The wine halls topple, their rulers lie
deprived of all joys; the proud old troops
all fell by the wall. War carried off some,
sent them on the way, one a bird carried off
over the high seas, one the gray wolf
shared with death—and one a sad-faced man
covered in an earthen grave. The Creator
of men thus destroyed this walled city,
until the old works of giants stood empty,
without the sounds of their former citizens.

   He who deeply considers, with wise thoughts,

this foundation and this dark life,
old in spirit, often remembers
so many ancient slaughters, and says these words:
‘Where has the horse gone? where is the rider? where is the giver of gold?
Where are the seats of the feast? where are the joys of the hall?
O the bright cup! O the brave warrior!
O the glory of princes! How the time passed away,
slipped into nightfall as if it had never been!
There still stands in the path of the dear warriors
a wall wondrously high, with serpentine stains.
A storm of spears took away the warriors,
bloodthirsty weapons, wyrd the mighty,
and storms batter these stone walls,
frost falling binds up the earth,
the howl of winter, when blackness comes,
night’s shadow looms, sends down from the north
harsh hailstones in hatred of men.
All is toilsome in the earthly kingdom,
the working of wyrd changes the world under heaven.
Here wealth is fleeting, here friends are fleeting,
here man is fleeting, here woman is fleeting,
all the framework of this earth will stand empty.’

   So said the wise one in his mind, sitting apart in meditation.

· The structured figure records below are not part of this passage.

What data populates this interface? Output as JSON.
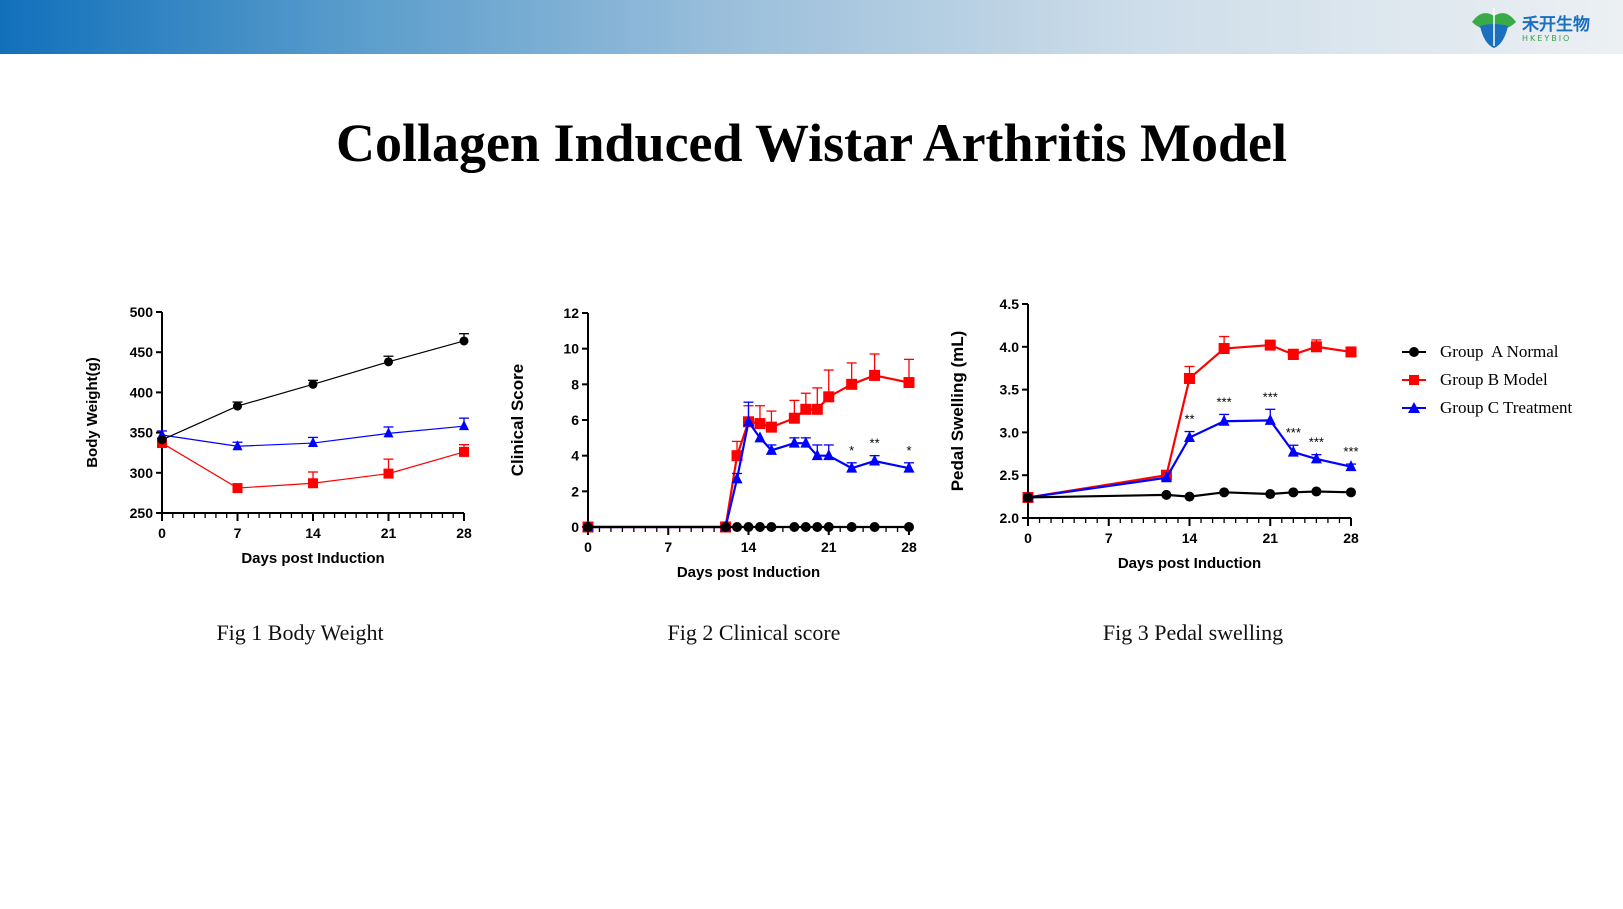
{
  "header": {
    "logo_cn": "禾开生物",
    "logo_en": "HKEYBIO"
  },
  "title": "Collagen Induced Wistar Arthritis Model",
  "legend": [
    {
      "label": "Group  A Normal",
      "color": "#000000",
      "marker": "circle"
    },
    {
      "label": "Group B Model",
      "color": "#ff0000",
      "marker": "square"
    },
    {
      "label": "Group C Treatment",
      "color": "#0000ff",
      "marker": "triangle"
    }
  ],
  "chart_data": [
    {
      "type": "line",
      "caption": "Fig 1 Body Weight",
      "xlabel": "Days post Induction",
      "ylabel": "Body Weight(g)",
      "xlim": [
        0,
        28
      ],
      "ylim": [
        250,
        500
      ],
      "xticks": [
        0,
        7,
        14,
        21,
        28
      ],
      "yticks": [
        250,
        300,
        350,
        400,
        450,
        500
      ],
      "x": [
        0,
        7,
        14,
        21,
        28
      ],
      "series": [
        {
          "name": "Group  A Normal",
          "values": [
            341,
            383,
            410,
            438,
            464
          ],
          "errors": [
            2,
            5,
            5,
            7,
            9
          ]
        },
        {
          "name": "Group B Model",
          "values": [
            337,
            281,
            287,
            299,
            326
          ],
          "errors": [
            2,
            5,
            14,
            18,
            9
          ]
        },
        {
          "name": "Group C Treatment",
          "values": [
            347,
            333,
            337,
            349,
            358
          ],
          "errors": [
            5,
            5,
            7,
            8,
            10
          ]
        }
      ],
      "annotations": []
    },
    {
      "type": "line",
      "caption": "Fig 2 Clinical score",
      "xlabel": "Days post Induction",
      "ylabel": "Clinical Score",
      "xlim": [
        0,
        28
      ],
      "ylim": [
        0,
        12
      ],
      "xticks": [
        0,
        7,
        14,
        21,
        28
      ],
      "yticks": [
        0,
        2,
        4,
        6,
        8,
        10,
        12
      ],
      "x": [
        0,
        12,
        13,
        14,
        15,
        16,
        18,
        19,
        20,
        21,
        23,
        25,
        28
      ],
      "series": [
        {
          "name": "Group  A Normal",
          "values": [
            0,
            0,
            0,
            0,
            0,
            0,
            0,
            0,
            0,
            0,
            0,
            0,
            0
          ],
          "errors": [
            0,
            0,
            0,
            0,
            0,
            0,
            0,
            0,
            0,
            0,
            0,
            0,
            0
          ]
        },
        {
          "name": "Group B Model",
          "values": [
            0,
            0,
            4.0,
            5.9,
            5.8,
            5.6,
            6.1,
            6.6,
            6.6,
            7.3,
            8.0,
            8.5,
            8.1
          ],
          "errors": [
            0,
            0,
            0.8,
            0.9,
            1.0,
            0.9,
            1.0,
            0.9,
            1.2,
            1.5,
            1.2,
            1.2,
            1.3
          ]
        },
        {
          "name": "Group C Treatment",
          "values": [
            0,
            0,
            2.7,
            5.9,
            5.0,
            4.3,
            4.7,
            4.7,
            4.0,
            4.0,
            3.3,
            3.7,
            3.3
          ],
          "errors": [
            0,
            0,
            0.3,
            1.1,
            0,
            0.3,
            0.3,
            0.3,
            0.6,
            0.6,
            0.3,
            0.3,
            0.3
          ]
        }
      ],
      "annotations": [
        {
          "x": 23,
          "text": "*"
        },
        {
          "x": 25,
          "text": "**"
        },
        {
          "x": 28,
          "text": "*"
        }
      ]
    },
    {
      "type": "line",
      "caption": "Fig 3 Pedal swelling",
      "xlabel": "Days post Induction",
      "ylabel": "Pedal Swelling (mL)",
      "xlim": [
        0,
        28
      ],
      "ylim": [
        2.0,
        4.5
      ],
      "xticks": [
        0,
        7,
        14,
        21,
        28
      ],
      "yticks": [
        "2.0",
        "2.5",
        "3.0",
        "3.5",
        "4.0",
        "4.5"
      ],
      "x": [
        0,
        12,
        14,
        17,
        21,
        23,
        25,
        28
      ],
      "series": [
        {
          "name": "Group  A Normal",
          "values": [
            2.24,
            2.27,
            2.25,
            2.3,
            2.28,
            2.3,
            2.31,
            2.3
          ],
          "errors": [
            0,
            0,
            0,
            0,
            0,
            0,
            0,
            0
          ]
        },
        {
          "name": "Group B Model",
          "values": [
            2.24,
            2.5,
            3.63,
            3.98,
            4.02,
            3.91,
            4.0,
            3.94
          ],
          "errors": [
            0,
            0,
            0.14,
            0.14,
            0.03,
            0.06,
            0.08,
            0.05
          ]
        },
        {
          "name": "Group C Treatment",
          "values": [
            2.24,
            2.47,
            2.94,
            3.13,
            3.14,
            2.77,
            2.69,
            2.6
          ],
          "errors": [
            0,
            0,
            0.07,
            0.08,
            0.13,
            0.08,
            0.05,
            0.03
          ]
        }
      ],
      "annotations": [
        {
          "x": 14,
          "text": "**"
        },
        {
          "x": 17,
          "text": "***"
        },
        {
          "x": 21,
          "text": "***"
        },
        {
          "x": 23,
          "text": "***"
        },
        {
          "x": 25,
          "text": "***"
        },
        {
          "x": 28,
          "text": "***"
        }
      ]
    }
  ]
}
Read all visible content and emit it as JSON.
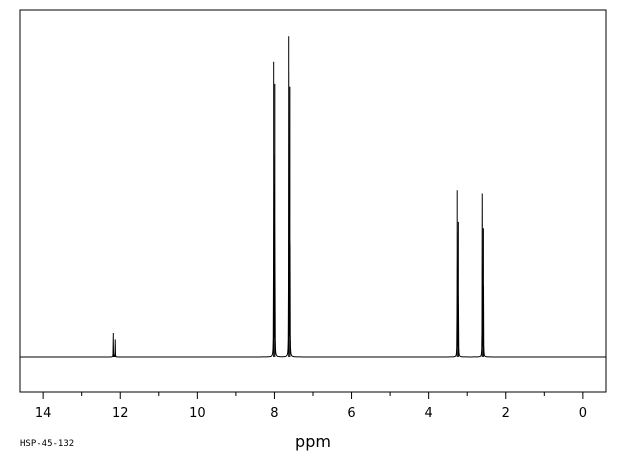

He is good who keeps his word, and the man who never too quickly
shows the anger in his breast, unless he already knows the remedy
a noble man can bravely bring about. It will be well for one who seeks mercy,
consolation from the Father in heaven, where for us all stability stands.

A Word of Explanation

The following discussion is taken from the Octavia Randolph website:

Wyrd is an Old English noun, a feminine one, from the verb weorthan “to become”. It is related to the Old Saxon wurd, Old High German wurt, Old Norse urür. Wyrd is the ancestor of the more modern weird, which before it meant odd or unusual in the pejorative sense carried connotations of the supernatural, as in Shakespeare’s weird sisters, the trio of witches in MacBeth. The original Wyrd Sisters were of course, the three Norns, the Norse Goddesses of destiny.

Wyrd is Fate or Destiny, but not the “inexorable fate” of the ancient Greeks. “A happening, event, or occurrence”, found deeper in the Oxford English Dictionary listing is closer to the way our Anglo-Saxon and Norse forbears considered this term. In other words, Wyrd is not an end-point, but something continually happening around us at all times. One of the phrases used to describe this difficult term is “that which happens”.